Thank you for loving me.

Thank you for letting me love you.

Thank you for sending him into my life.


(Darius hugged him. "Better?" And he smiled. "Better.")


It was an accident with a ladder.

A stupid, foolish accident, and if he had only waited until Darius was home then it never would have happened.

But he didn't wait, and he doesn't even remember most of what happened, only being cold, only the room swimming in and out of view, only the burning pain in his leg that made him scream when he moved it.

A concussion. A serious one, he learned afterwards, when he could keep his thoughts in order. A concussion and broken ribs, and one badly broken leg that had needed surgery, resulting in the limp he would have for the rest of his life.

Sorelli's face was the first one he saw, that he could remember seeing, blanched pale in the hospital. And all he wanted was Darius, Darius, to tell him he would be alright, to kiss him and hold his hand. But Darius, when he came, could do neither of those things, and his eyes were rimmed red from crying, and his face was blurred with Raoul's own tears.

He slept and dreamt of Philippe, swinging him around to stop him crying after he fell from a tree, and woke to Noël, his face stern, consulting a chart.

"You need to be more careful," and there was something in his face that Raoul only realized afterwards was concern.


There was something Sorelli wasn't telling him, that much was clear.

He had been in hospital three days, as far as he could tell, and his head was finally beginning to feel more his own, which was why he could tell she wasn't telling him something. It was a certain cast to her eye, a tilt to her head, and only for he had spent years studying each of her expressions he never would have been able to tell. But there was something she wasn't telling him, so he resolved to ask her.

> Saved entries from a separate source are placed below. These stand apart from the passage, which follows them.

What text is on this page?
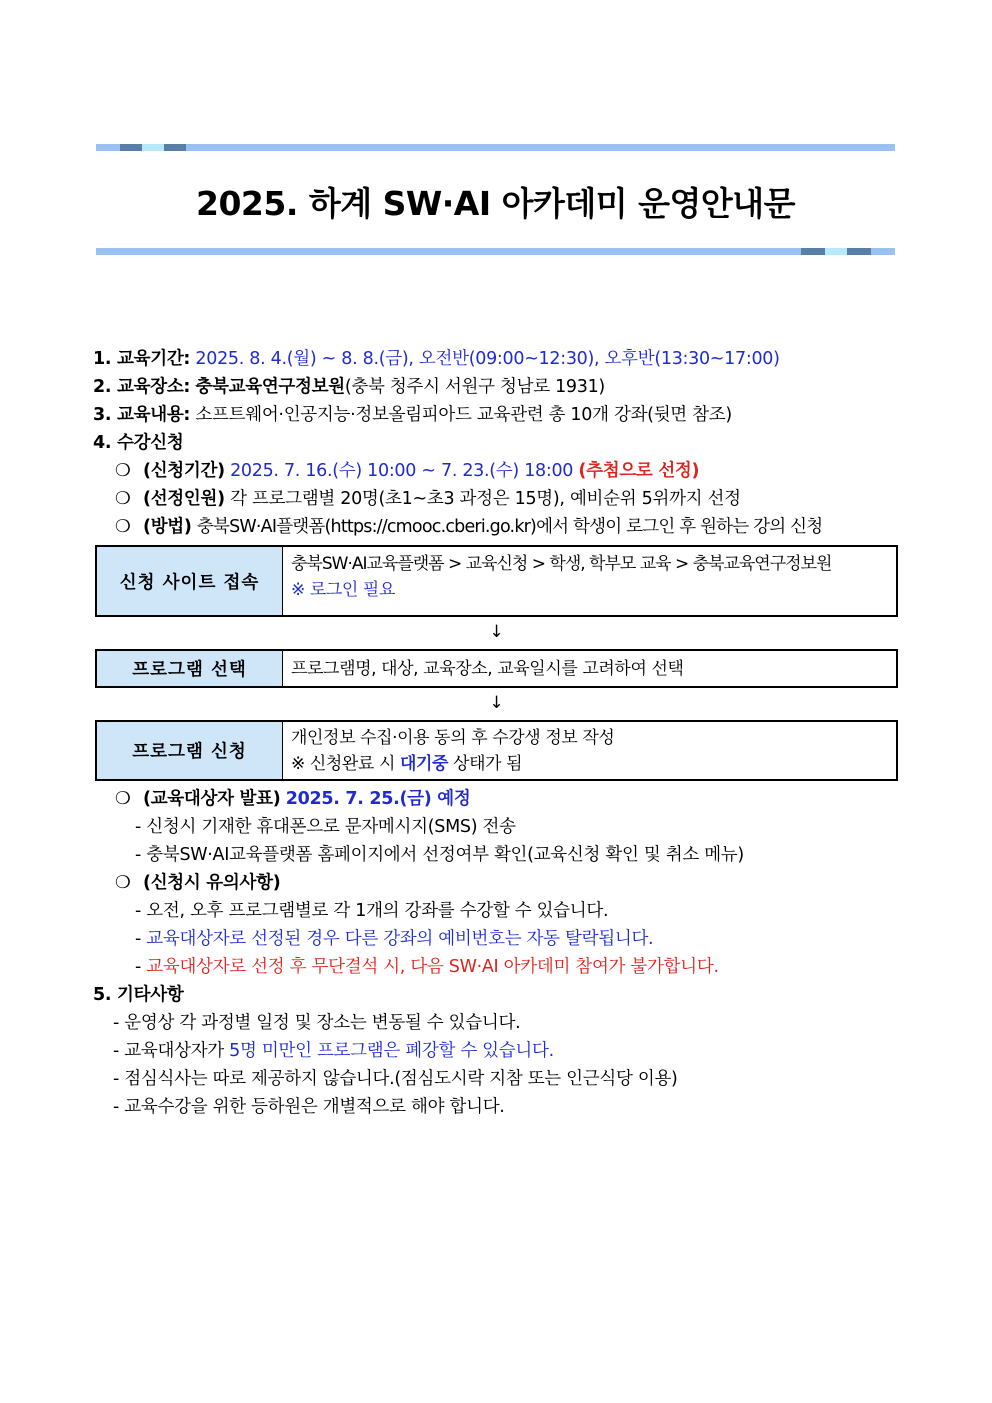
2025. 하계 SW·AI 아카데미 운영안내문
1. 교육기간: 2025. 8. 4.(월) ~ 8. 8.(금), 오전반(09:00~12:30), 오후반(13:30~17:00)
2. 교육장소: 충북교육연구정보원(충북 청주시 서원구 청남로 1931)
3. 교육내용: 소프트웨어·인공지능·정보올림피아드 교육관련 총 10개 강좌(뒷면 참조)
4. 수강신청
❍ (신청기간) 2025. 7. 16.(수) 10:00 ~ 7. 23.(수) 18:00 (추첨으로 선정)
❍ (선정인원) 각 프로그램별 20명(초1~초3 과정은 15명), 예비순위 5위까지 선정
❍ (방법) 충북SW·AI플랫폼(https://cmooc.cberi.go.kr)에서 학생이 로그인 후 원하는 강의 신청
신청 사이트 접속
충북SW·AI교육플랫폼 > 교육신청 > 학생, 학부모 교육 > 충북교육연구정보원
※ 로그인 필요
↓
프로그램 선택	프로그램명, 대상, 교육장소, 교육일시를 고려하여 선택
↓
프로그램 신청
개인정보 수집·이용 동의 후 수강생 정보 작성
※ 신청완료 시 대기중 상태가 됨
❍ (교육대상자 발표) 2025. 7. 25.(금) 예정
- 신청시 기재한 휴대폰으로 문자메시지(SMS) 전송
- 충북SW·AI교육플랫폼 홈페이지에서 선정여부 확인(교육신청 확인 및 취소 메뉴)
❍ (신청시 유의사항)
- 오전, 오후 프로그램별로 각 1개의 강좌를 수강할 수 있습니다.
- 교육대상자로 선정된 경우 다른 강좌의 예비번호는 자동 탈락됩니다.
- 교육대상자로 선정 후 무단결석 시, 다음 SW·AI 아카데미 참여가 불가합니다.
5. 기타사항
- 운영상 각 과정별 일정 및 장소는 변동될 수 있습니다.
- 교육대상자가 5명 미만인 프로그램은 폐강할 수 있습니다.
- 점심식사는 따로 제공하지 않습니다.(점심도시락 지참 또는 인근식당 이용)
- 교육수강을 위한 등하원은 개별적으로 해야 합니다.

"What is it?" And his voice was still hoarse, with tiredness and pain and the heaviness of the morphine and whatever other drugs they were giving him, and it was all he could do just to roll his head on the pillow, and look her in the eye. "What are you hiding?"

She looked as if she still didn't want to tell him, but so help him he had to know, and he shifted as if he would try to move, try to lift himself, and her eyes flashed and her hands on his shoulders pressed him gently back down.

"I'll tell you if you promise not to move."

An easy bargain, and she probably knew she was playing into his feeble plan, but it was good enough for him.

"I promise."

"All right." And she sighed. "You remember those missiles Russia was sending to Cuba…"


The date was 24 October 1962.

In later years, it would come to be known as part of the Cuban Missile Crisis. There was a march in Dublin over it that would come to be seen as some sort of historic event, and argued over for decades.

Such facts were far from his head, when she showed him The Irish Times, which had a photo on the front of Noël Browne being attacked by police dogs.

And one inside, of two dogs attacking Darius.


They were all right, that was the main thing. They were all right and she reminded him of that repeatedly even as panic threatened to overwhelm him that Darius had been attacked, Darius, and it was only when Darius came to see him, when he could squeeze his hand and look into his eyes and see that he was not lying that he could believe him, that he could breathe again, and if there were tears in both of their eyes then neither of them mentioned them.

A march in Dublin against the crisis and both Noël and Darius attacked over it, and him, him, broke up after falling from a ladder.

Such a time to be stuck in bed.

It was almost laughable.

But they were all right, and when, with the screens around his bed, Darius kissed him, carefully on the lips, it was the first time in days that he felt normal.